Phở bò is Việt Nam’s most famous dish, so I almost didn’t try it. It’s unfair to judge a country by its iconic foods—you wouldn't believe how hard it was to convince Koreans that McDonald's isn’t a summation of American culture. But in the end, I had to cave. Phở, Vietnamese beef noodle soup, deserves it's popularity. It’s just that good. But you have to know how to order it. While phở bò looks like “foe bow,” it's actually pronounced “fuh baw.”
Remember, accents are very important in the Vietnamese language. Phở should roll down and back up, like this. Bò simply falls. You can get away with just saying phở, though, since bò (beef) usually comes standard.
This soup originated in northern Việt Nam, though nowadays it’s eaten across the country. Saigon’s version is sweet with lots of fresh herbs. Hanoi’s broth reputedly has a cleaner, deeper flavor. But wherever you eat it, phở should be a rich soup with rice noodles and slices of raw or cooked beef. In Saigon it comes with bean sprouts, herbs, lime wedges, brown sauce, orange sauce, and chili peppers. Add what you like (I recommend sprouts, Thai basil, lime, and brown sauce), stir, and chow down.
Some restaurants also serve phở gà, chicken noodle soup. To me, it tastes just like homemade chicken soup in the States. Awfully good, but I’m a beef girl at heart.
Phở is primarily a breakfast food. For westerners, this takes some mental readjustment. It is, however, an adjustment worth making. Many upscale phở joints—ones with walls and solid tables—serve beef soup around the clock. There are even a few fast food restaurants, like Phở Hùng. But if you want good street phở, you’d better get up early.
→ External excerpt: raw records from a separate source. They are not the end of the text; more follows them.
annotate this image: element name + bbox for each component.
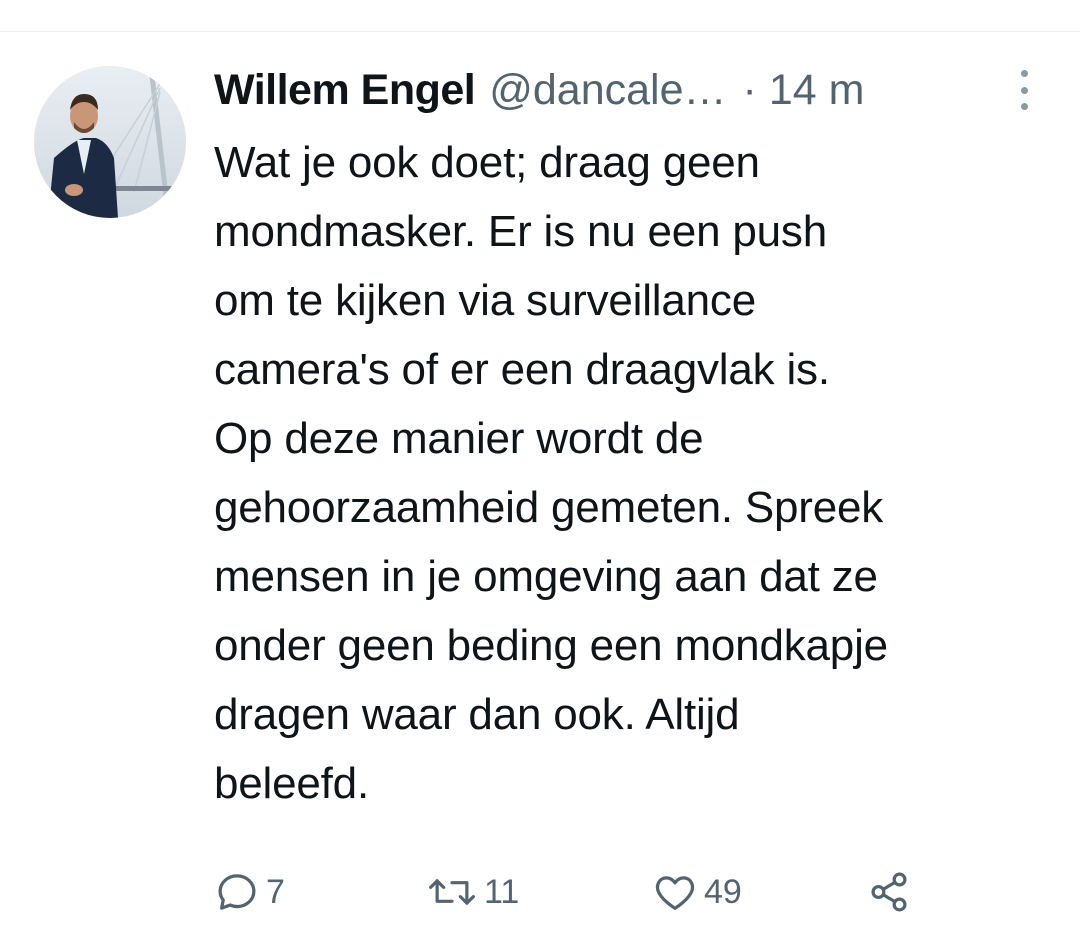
more-dot [1020, 86, 1028, 94]
avatar-photo [34, 66, 186, 218]
reply-icon [218, 874, 256, 910]
separator-dot: · [742, 65, 757, 114]
retweet-count: 11 [484, 872, 520, 911]
reply-button[interactable]: 7 [214, 864, 285, 920]
like-count: 49 [704, 872, 742, 911]
top-divider [0, 31, 1080, 32]
avatar[interactable] [34, 66, 186, 218]
more-options-icon[interactable] [1012, 70, 1036, 110]
tweet-header: Willem Engel @dancale… · 14 m [214, 60, 1044, 120]
author-handle[interactable]: @dancale… [489, 66, 726, 115]
retweet-icon [429, 879, 475, 905]
author-display-name[interactable]: Willem Engel [214, 66, 476, 115]
heart-icon [655, 876, 695, 910]
retweet-button[interactable]: 11 [426, 864, 519, 920]
tweet-timestamp[interactable]: 14 m [769, 66, 865, 115]
tweet-actions: 7 11 49 [214, 864, 974, 920]
tweet-text: Wat je ook doet; draag geen mondmasker. … [214, 138, 888, 808]
share-button[interactable] [866, 864, 912, 920]
more-dot [1020, 70, 1028, 77]
like-button[interactable]: 49 [652, 864, 742, 920]
reply-count: 7 [266, 872, 285, 911]
more-dot [1020, 103, 1028, 110]
share-icon [871, 872, 907, 912]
Our favorite is a cheap mom-and-pop stand near Gia Định Park. It’s just a cart surrounded by metal tables, but it’s ALWAYS packed.* Mom cooks, Dad serves, and Little Girl sits among the customers eating porridge and playing with a scrappy puppy. You can get a giant bowl of phở bò for 90 cents. A baguette to dip in the broth is 13 cents more. In true Saigon style, the soup is both sweet and salty. We get different kinds of beef every time—sometimes pink shreds that cook in the broth, sometimes roasted brisket or meat balls. This isn’t by design; my Vietnamese is still largely incoherent, so Mom freestyles. The stand closes when she runs out of broth.
Just down the block is another phở place with two walls and multiple servers, so you know it’s pretty fancy. The soup costs three times as much, but it does come with a pig’s ear in it. It’s also super popular, though I don’t think it's as good as Mom’s.
It's the broth that makes the phở. The basic recipe involves oxtail and marrow bones, simmered with charred onions, fish sauce, and an assortment of spices like cinnamon, coriander, and anise. It can take anywhere from 4 to 10 hours to make, and it's definitely the star of the bowl.
Vietnamese recipes tend to be intricate and time-consuming. This is one reason street food is so popular. It’s much cheaper (and less hassle) to buy phở than make it at home. And even if we tried, we’d never out-cook a woman who serves it daily to sell-out crowds. So for us, phở will remain specifically a taste of Việt Nam.
*This is the first and most important sign of a good street stand.